Mientras que el alumno de la Escuela Normal Superior ahúma con el arsenal conceptual que ha tomado prestado a la fenomenología alemana, utiliza la jerga, intimida y se propone liberar al proletariado con las cogitaciones de la Crítica de la razón dialéctica, el filósofo de lo concreto y el pensador de la inmanencia construye su visión del mundo apartada del concepto que aterroriza y aleja al pueblo y a los modestos, que le dan su estima y su cariño. La novela, las novelas cortas, el teatro, el periodismo y los ensayos constituyen para Camus otras tantas vías de acceso al pueblo. Sartre justificaba el terror, siempre que fuese de izquierdas: legitimaba los campos, si estaban motivados por el socialismo; le parecía normal el terrorismo de Estado soviético así como el terrorismo artesanal de la banda de Baader o el de los activistas palestinos; consideraba justa la pena de muerte si concernía a un notario de Bruay-en Artois, al que una “justicia de clase” condenaba por el mero hecho de su profesión. Por su parte, Camus rechazaba por principio que se torturase, que se encarcelase, que se masacrase, que se ejecutase. Sí, no estaría de más leer ahora, o releer, sus Reflexiones sobre la pena de muerte.

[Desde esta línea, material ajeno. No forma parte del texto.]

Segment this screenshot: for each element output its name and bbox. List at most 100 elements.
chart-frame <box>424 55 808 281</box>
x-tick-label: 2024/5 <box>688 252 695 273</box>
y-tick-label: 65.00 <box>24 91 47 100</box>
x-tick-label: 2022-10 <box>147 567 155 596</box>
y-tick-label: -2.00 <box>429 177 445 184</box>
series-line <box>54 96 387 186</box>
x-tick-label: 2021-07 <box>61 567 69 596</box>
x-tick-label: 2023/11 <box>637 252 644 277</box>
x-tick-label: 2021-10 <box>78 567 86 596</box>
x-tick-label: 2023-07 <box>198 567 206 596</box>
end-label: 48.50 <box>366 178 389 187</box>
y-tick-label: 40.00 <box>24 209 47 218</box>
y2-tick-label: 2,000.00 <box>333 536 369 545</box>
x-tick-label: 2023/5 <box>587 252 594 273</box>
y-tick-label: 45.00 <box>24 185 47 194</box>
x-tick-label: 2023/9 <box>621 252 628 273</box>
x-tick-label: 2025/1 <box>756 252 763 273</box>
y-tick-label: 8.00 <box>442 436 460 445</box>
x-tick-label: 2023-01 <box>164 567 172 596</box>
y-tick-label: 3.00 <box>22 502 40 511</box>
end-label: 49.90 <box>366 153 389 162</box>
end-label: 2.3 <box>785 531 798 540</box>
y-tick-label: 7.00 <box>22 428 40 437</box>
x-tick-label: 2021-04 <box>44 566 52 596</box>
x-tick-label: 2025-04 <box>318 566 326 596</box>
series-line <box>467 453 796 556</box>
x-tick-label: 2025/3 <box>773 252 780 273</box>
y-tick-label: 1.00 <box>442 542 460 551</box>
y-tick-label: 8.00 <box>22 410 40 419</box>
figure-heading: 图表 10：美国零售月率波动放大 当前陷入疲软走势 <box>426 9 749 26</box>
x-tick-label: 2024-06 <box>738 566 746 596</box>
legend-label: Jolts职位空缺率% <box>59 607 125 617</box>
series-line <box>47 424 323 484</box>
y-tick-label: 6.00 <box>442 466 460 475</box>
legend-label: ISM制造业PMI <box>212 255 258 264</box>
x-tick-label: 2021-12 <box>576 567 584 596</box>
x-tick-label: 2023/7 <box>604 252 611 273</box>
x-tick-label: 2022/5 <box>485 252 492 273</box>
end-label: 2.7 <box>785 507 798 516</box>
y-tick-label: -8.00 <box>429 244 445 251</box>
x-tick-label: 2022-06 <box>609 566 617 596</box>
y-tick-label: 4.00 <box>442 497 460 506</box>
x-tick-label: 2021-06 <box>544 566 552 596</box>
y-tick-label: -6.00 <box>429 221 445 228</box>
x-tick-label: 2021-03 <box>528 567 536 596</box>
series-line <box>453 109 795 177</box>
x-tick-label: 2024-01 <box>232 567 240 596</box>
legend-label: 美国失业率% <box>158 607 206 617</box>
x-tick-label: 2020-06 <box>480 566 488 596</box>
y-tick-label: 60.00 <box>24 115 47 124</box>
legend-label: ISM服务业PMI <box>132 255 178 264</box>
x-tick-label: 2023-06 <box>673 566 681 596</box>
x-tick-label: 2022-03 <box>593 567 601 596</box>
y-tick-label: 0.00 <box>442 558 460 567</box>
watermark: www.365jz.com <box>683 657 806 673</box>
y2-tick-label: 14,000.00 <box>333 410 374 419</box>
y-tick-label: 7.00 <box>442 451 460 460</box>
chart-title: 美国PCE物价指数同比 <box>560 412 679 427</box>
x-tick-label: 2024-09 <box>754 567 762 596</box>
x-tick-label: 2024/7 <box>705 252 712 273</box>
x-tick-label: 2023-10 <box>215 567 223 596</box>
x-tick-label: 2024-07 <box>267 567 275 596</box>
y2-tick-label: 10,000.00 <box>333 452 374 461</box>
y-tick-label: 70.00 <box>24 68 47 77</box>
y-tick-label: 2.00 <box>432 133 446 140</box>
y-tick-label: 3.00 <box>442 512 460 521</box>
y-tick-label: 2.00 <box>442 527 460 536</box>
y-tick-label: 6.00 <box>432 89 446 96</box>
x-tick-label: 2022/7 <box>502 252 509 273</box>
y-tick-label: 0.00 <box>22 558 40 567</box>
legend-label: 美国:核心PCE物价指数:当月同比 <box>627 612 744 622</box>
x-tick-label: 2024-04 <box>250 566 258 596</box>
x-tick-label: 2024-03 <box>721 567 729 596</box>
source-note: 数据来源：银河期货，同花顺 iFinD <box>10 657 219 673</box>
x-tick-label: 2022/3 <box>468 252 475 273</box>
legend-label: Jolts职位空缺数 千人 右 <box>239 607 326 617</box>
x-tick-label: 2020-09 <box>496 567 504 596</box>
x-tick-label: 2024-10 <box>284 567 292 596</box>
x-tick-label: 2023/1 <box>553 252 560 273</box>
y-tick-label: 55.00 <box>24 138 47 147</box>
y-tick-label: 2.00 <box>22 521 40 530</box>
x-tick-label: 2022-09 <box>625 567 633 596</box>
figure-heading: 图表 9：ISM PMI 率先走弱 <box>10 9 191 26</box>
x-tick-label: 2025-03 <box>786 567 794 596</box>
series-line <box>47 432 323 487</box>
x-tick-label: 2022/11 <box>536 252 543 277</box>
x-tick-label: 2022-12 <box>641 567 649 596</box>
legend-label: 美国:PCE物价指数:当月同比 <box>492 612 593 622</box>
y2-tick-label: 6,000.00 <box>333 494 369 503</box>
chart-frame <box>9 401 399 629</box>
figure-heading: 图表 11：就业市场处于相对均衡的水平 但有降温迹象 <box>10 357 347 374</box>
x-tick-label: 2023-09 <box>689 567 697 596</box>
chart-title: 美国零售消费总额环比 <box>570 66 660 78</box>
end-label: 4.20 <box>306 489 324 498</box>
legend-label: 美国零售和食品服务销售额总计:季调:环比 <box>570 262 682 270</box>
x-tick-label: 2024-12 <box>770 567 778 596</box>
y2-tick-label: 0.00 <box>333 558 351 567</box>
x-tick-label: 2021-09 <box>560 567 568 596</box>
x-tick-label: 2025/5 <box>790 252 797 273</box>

Medio siglo después de El hombre rebelde, y después de que la historia haya enseñado un cierto número de lecciones, parece que Sartre se ha convertido sin duda, y para el resto de los tiempos, en un “filósofo para clases terminales”. El compañero de viaje de los comunistas ha quedado atrás; el clon de los fenomenólogos alemanes ya sólo impresiona a los que hacen tesis; la producción anticuada del filósofo ha envejecido 1.000 años desde la caída del Muro de Berlín; ya nadie duda de que su estrategia fue oportunista y arribista; y no hablemos ya ni de sus novelas inacabadas, ni de su teatro cubierto de polvo. Mientras tanto, Camus se ha convertido en un filósofo intempestivo, en el sentido nietzscheano de la palabra.
El autor de El mito de Sísifo ve por fin cómo llega su hora. Su invento del pensamiento libertario en el siglo XX cogió a todo el mundo desprevenido, incluidos, y quizás sobre todo, a los anarquistas enquistados. Su trayectoria singular nos ofrece lecciones para inventar el pensamiento libertario del mañana. Nunca se ha recurrido tanto a un filósofo para disipar el nihilismo de nuestra época decadente.